Let’s start by revisiting restaurant visitation trends by category. Last week, we pointed out that as inflation started to become a larger consideration for consumer purchase decisions, QSR and fast-casual chains outpaced full-service restaurants from May to August but gave up much of this outperformance in September as consumers started to balk at high-single-digit to midteens price increases at many of these chains. What happened in October? For starters, we saw visitation trends for fast casual and full-service chains decline further from September to October, with both categories seeing YoY visit declines of close to 7% (below). What about QSR? This category actually saw visitation trends improve from nominal growth in September to almost 3% growth in October. However, a good portion of this growth was due to McDonald’s Cactus Plant Flea Market "adult happy meal" promotion (a topic we covered two weeks ago), and if we strip McDonald’s from our QSR index, we see that YoY visitation trends declined 3% YoY.

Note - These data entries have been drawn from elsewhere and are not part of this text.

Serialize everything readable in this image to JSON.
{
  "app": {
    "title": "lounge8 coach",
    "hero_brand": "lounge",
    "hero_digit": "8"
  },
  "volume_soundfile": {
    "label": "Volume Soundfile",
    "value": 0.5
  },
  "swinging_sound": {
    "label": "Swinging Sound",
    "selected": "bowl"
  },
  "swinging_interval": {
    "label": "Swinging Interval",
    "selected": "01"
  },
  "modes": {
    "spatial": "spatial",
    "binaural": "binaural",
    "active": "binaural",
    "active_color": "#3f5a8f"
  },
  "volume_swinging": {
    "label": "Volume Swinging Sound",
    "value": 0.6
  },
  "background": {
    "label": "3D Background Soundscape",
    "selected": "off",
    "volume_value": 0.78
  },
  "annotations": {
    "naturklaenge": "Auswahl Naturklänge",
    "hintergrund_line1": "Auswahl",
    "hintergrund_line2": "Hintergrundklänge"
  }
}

During 3Q22, McDonald’s U.S. comparable stores sales increased 6%. Not surprising, a higher average check contributed to this growth, as most QSR chains have increased prices to offset food, labor, and other inflationary pressures. That said, McDonald’s was on the short list of chains to post positive visitation trends this quarter. Yum Brands’ Taco Bell was another brand that bucked the visitation trend decline trend, posting improving visitation trends as the quarter progressed. And while KFC saw YoY visitation declines, trends improved in October and the brand is now in-line with category averages.

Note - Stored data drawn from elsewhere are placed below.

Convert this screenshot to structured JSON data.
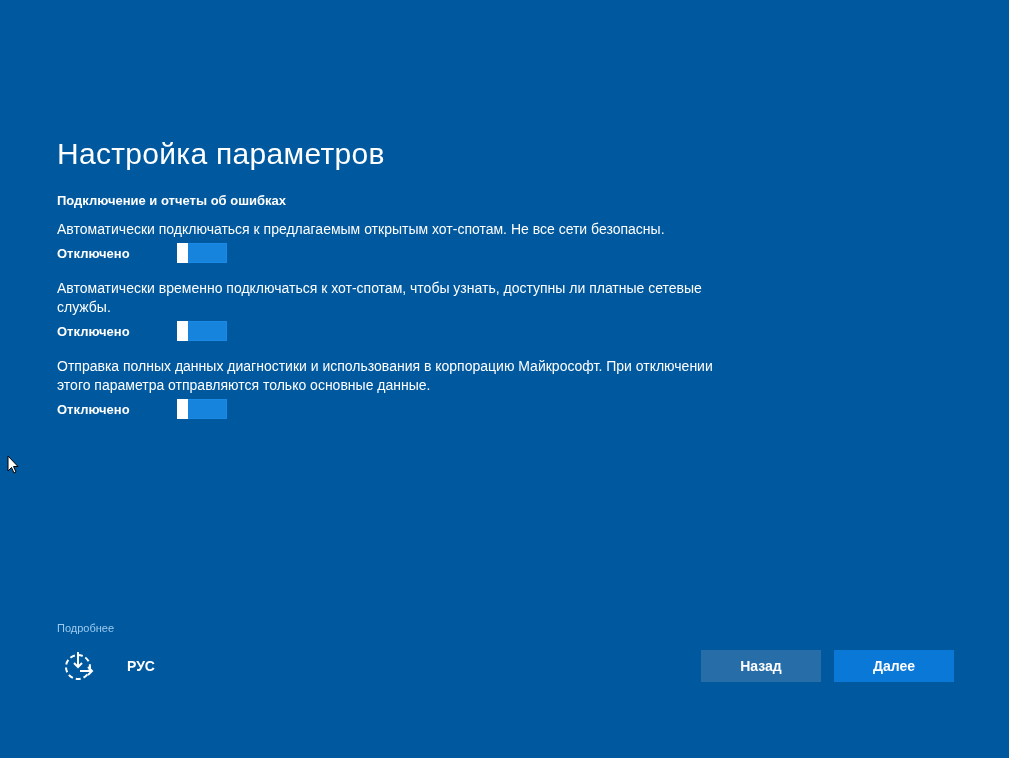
{
  "title": "Настройка параметров",
  "section": {
    "heading": "Подключение и отчеты об ошибках",
    "settings": [
      {
        "description": "Автоматически подключаться к предлагаемым открытым хот-спотам. Не все сети безопасны.",
        "state_label": "Отключено",
        "on": false
      },
      {
        "description": "Автоматически временно подключаться к хот-спотам, чтобы узнать, доступны ли платные сетевые службы.",
        "state_label": "Отключено",
        "on": false
      },
      {
        "description": "Отправка полных данных диагностики и использования в корпорацию Майкрософт. При отключении этого параметра отправляются только основные данные.",
        "state_label": "Отключено",
        "on": false
      }
    ]
  },
  "learn_more_link": "Подробнее",
  "language": "РУС",
  "buttons": [
    {
      "label": "Назад",
      "kind": "secondary"
    },
    {
      "label": "Далее",
      "kind": "primary"
    }
  ]
}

McDonald’s and Yum Brands have taken different approaches in reaching these results. We’ve touched on McDonalds’ marketing efficacy with its Cactus Plant Flea Market promotion, but it's important to call out that McDonald’s was outpacing the QSR category well before that promotion. We called out McDonald’s visitor frequency improvements earlier in the year, and this trend has continued the past several months with management noting that its loyalty program has remained a "significant growth driver" and that has increased its digital customer frequency quarter-over -quarter (Two-thirds McDonald’s app users have been active in the last 90 days). Value has traditionally been McDonald’s go-to for driving visits; more recently, however, it has leaned more heavily on Celebrity Meals promotions (which have generally lifted visitation trends by 15%-20% compared to the weeks prior to the promotion) and newer promotions that play on consumer nostalgia like its Camp McDonald’s promotion (which integrated value in creative ways).
McDonald’s may be utilizing its marketing prowess to drive visitation growth, but Yum Brands is more focused on value. Yum management discussed being in a K-shaped recovery, where there’s more demand for "premium value" among the high end of its visitors (the same middle-income consumers that we’ve seen trade down from traditional grocers and specialty retailers and are now frequenting supercenters like Walmart and Target). The company called out the Double Steak Grilled Cheese Burrito at Taco Bell, which is at a higher price point than normal but still affordable for the higher-end of its typical audience. At the same time, the company is also emphasizing value for its lower-income consumers–including items like Mac & Cheese Bowls at KFC and $2 burritos on the Cravings Menu at Taco Bell. As management pointed out, Yum’s value offerings are "a really attractive option versus grocery", which is supported by our visitation data. Equally important, Yum’s price points have retained lower-income consumers (many of which have started to switch to other channels) while avoiding discounting on its core menu. Additionally, Yum’s management noted that improved drive-thru speeds and kiosk orders at KFC (which grew 40% YoY and now represent 6% of system transactions despite being in only 15% of the brands locations) have been positive contributors.